Gibbs Sampling is a simple and widely applicable Markov Chain Monte Carlo algorithm and can be seen as a special case of the Metropolis-Hastings algorithm.

Consider the distribution $p(\mathbf{z})=p(z_1,\ldots,z_M)$ from which we wish to sample, and suppose that we have chosen some initial state for the Markov Chain. Each step of the Gibbs sampling procedure involves replacing the value of one of the variables by a value drawn from the distribution of that variable conditioned on the values of the remaining variables. Thus we replace $z_i$ by a value drawn from the distribution $p(z_i|\mathbf{z}_{\\i})$, where $z_i$ denotes the $i$th component of $\mathbf{z}$, and $\mathbf{z}_{\\i}$ denotes $z_i,\ldots,z_M$ but with $z_i$ omitted. This procedure is repeated either by cycling through the variables in some particular order or by choosing the variable to be updated at each step at random for some distribution.

For example, suppose we have a distribution $p(z_1, z_2, z_3)$ over three variables, and at step $\tau$ of the algorithm we have selected values $z_1^{(\tau)}$, $z_2^{(\tau)}$ and $z_3^{(\tau)}$. We first replace $z_1^{(\tau)}$ by a new value $z_1^{(\tau+1)}$ obtained by sampling from the conditional distribution

$$
p(z_1|z_2^{(\tau)}, z_3^{(\tau)}).
$$

Next we replace $z_2^{(\tau)}$ by a value $z_2^{(\tau+1)}$ obtained by sampling from the conditional distribution
$$
p(z_2|z_1^{(\tau+1)}, z_3^{(\tau)})
$$
so that the new value for $z_1$ is used straight away in subsequent sampling steps. Then we update $z_3$ with a sample $z_3^{(\tau+1)}$ drawn from
$$
p(z_3| z_1^{(\tau+1)}, z_2^{(\tau+1)})
$$
and so on, cycling through the three variables in turn.

> ### Gibbs Sampling
1. Initialize $\{z_i: i=1,\ldots,M\}$
2. For $\tau = 1,\ldots,T$:
    - Sample $z_1^{(\tau+1)} \sim p(z_1|z_2^{(\tau)}, z_3^{(\tau)}, \ldots,z_M^{(\tau)})$.
    - Sample $z_2^{(\tau+1)} \sim p(z_2|z_1^{(\tau+1)}, z_3^{(\tau)}, \ldots,z_M^{(\tau)})$.
    - $\vdots$
    - Sample $z_{j}^{(\tau+1)} \sim p(z_j|z_1^{(\tau+1)},\ldots, z_{j-1}^{(\tau+1)},z_{j+1}^{(\tau)},\ldots,z_M^{(\tau)})$.
    - $\vdots$
    - Sample $z_M^{(\tau+1)} \sim p(z_M|z_1^{(\tau+1)}, z_2^{(\tau+1)}, \ldots,z_{M-1}^{(\tau+1)})$.

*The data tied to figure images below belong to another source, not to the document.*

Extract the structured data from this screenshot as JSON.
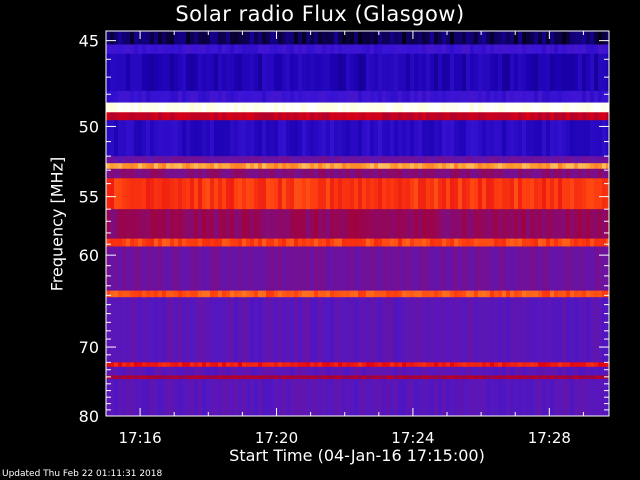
{
  "title": "Solar radio Flux (Glasgow)",
  "footer_text": "Updated Thu Feb 22 01:11:31 2018",
  "chart_data": {
    "type": "heatmap",
    "title": "Solar radio Flux (Glasgow)",
    "xlabel": "Start Time (04-Jan-16 17:15:00)",
    "ylabel": "Frequency [MHz]",
    "x_ticks": [
      "17:16",
      "17:20",
      "17:24",
      "17:28"
    ],
    "x_tick_minutes": [
      1,
      5,
      9,
      13
    ],
    "xlim_minutes": [
      0,
      14.75
    ],
    "y_ticks": [
      45,
      50,
      55,
      60,
      70,
      80
    ],
    "ylim": [
      44.5,
      80
    ],
    "y_scale": "reciprocal",
    "colormap": [
      "#000000",
      "#1a00b0",
      "#3a14d6",
      "#5a16b8",
      "#7a0e8a",
      "#a80030",
      "#e00010",
      "#ff4010",
      "#ffa030",
      "#ffffc8",
      "#ffffff"
    ],
    "bands": [
      {
        "from": 44.5,
        "to": 45.2,
        "level": 0.05
      },
      {
        "from": 45.2,
        "to": 45.7,
        "level": 0.2
      },
      {
        "from": 45.7,
        "to": 47.8,
        "level": 0.12
      },
      {
        "from": 47.8,
        "to": 48.5,
        "level": 0.2
      },
      {
        "from": 48.5,
        "to": 49.1,
        "level": 0.97
      },
      {
        "from": 49.1,
        "to": 49.6,
        "level": 0.55
      },
      {
        "from": 49.6,
        "to": 52.0,
        "level": 0.15
      },
      {
        "from": 52.0,
        "to": 52.5,
        "level": 0.35
      },
      {
        "from": 52.5,
        "to": 52.9,
        "level": 0.8
      },
      {
        "from": 52.9,
        "to": 53.6,
        "level": 0.42
      },
      {
        "from": 53.6,
        "to": 56.0,
        "level": 0.68
      },
      {
        "from": 56.0,
        "to": 58.5,
        "level": 0.45
      },
      {
        "from": 58.5,
        "to": 59.2,
        "level": 0.7
      },
      {
        "from": 59.2,
        "to": 63.5,
        "level": 0.36
      },
      {
        "from": 63.5,
        "to": 64.2,
        "level": 0.72
      },
      {
        "from": 64.2,
        "to": 72.0,
        "level": 0.3
      },
      {
        "from": 72.0,
        "to": 72.6,
        "level": 0.64
      },
      {
        "from": 72.6,
        "to": 73.8,
        "level": 0.3
      },
      {
        "from": 73.8,
        "to": 74.3,
        "level": 0.5
      },
      {
        "from": 74.3,
        "to": 80.0,
        "level": 0.29
      }
    ]
  }
}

To show this procedure samples from the required distribution, we first of all note that the distribution $p(\mathbf{z})$ is an invariant of each of the Gibbs sampling steps individually and hence of the whole Markov chain. This follows from the fact that when we sample from $p(z_i|\{\mathbf{z}_{\backslash i})$, the marginal distribution $p(\mathbf{z}_{\backslash i})$ is clearly invariant because the value of $\mathbf{z}_{\backslash i}$ is unchanged. Also, each step by definition samples from the correct conditional distribution $p(z_i|\mathbf{z}_{\backslash i})$. Because the conditional and marginal distributions together specify the joint distribution, we see that the joint distribution is itself invariant.

The second requirement to be satisfied in order that the Gibbs sampling procedure samples from the correct distribution is that it be ergodic. A sufficient condition for ergodicity is that none of the conditional distributions be anywhere zero. If this is the case, then any point in $z$ space can be reached from any other point in a finite number of steps involving one update of each of the component variables.

Because the basic Gibbs sampling technique considers one variable at a time, there are strong dependencies between successive samples. We can hope to improve on simple Gibbs sampler by adopting an intermediate strategy in which we sample successively from groups of variables rather than individual variables. This is achieved in the *blocking Gibbs* sampling algorithm by choosing blocks of variables, not necessarily disjoint, then sampling jointly from the variables in each block in turn, conditioned on the remaining variables.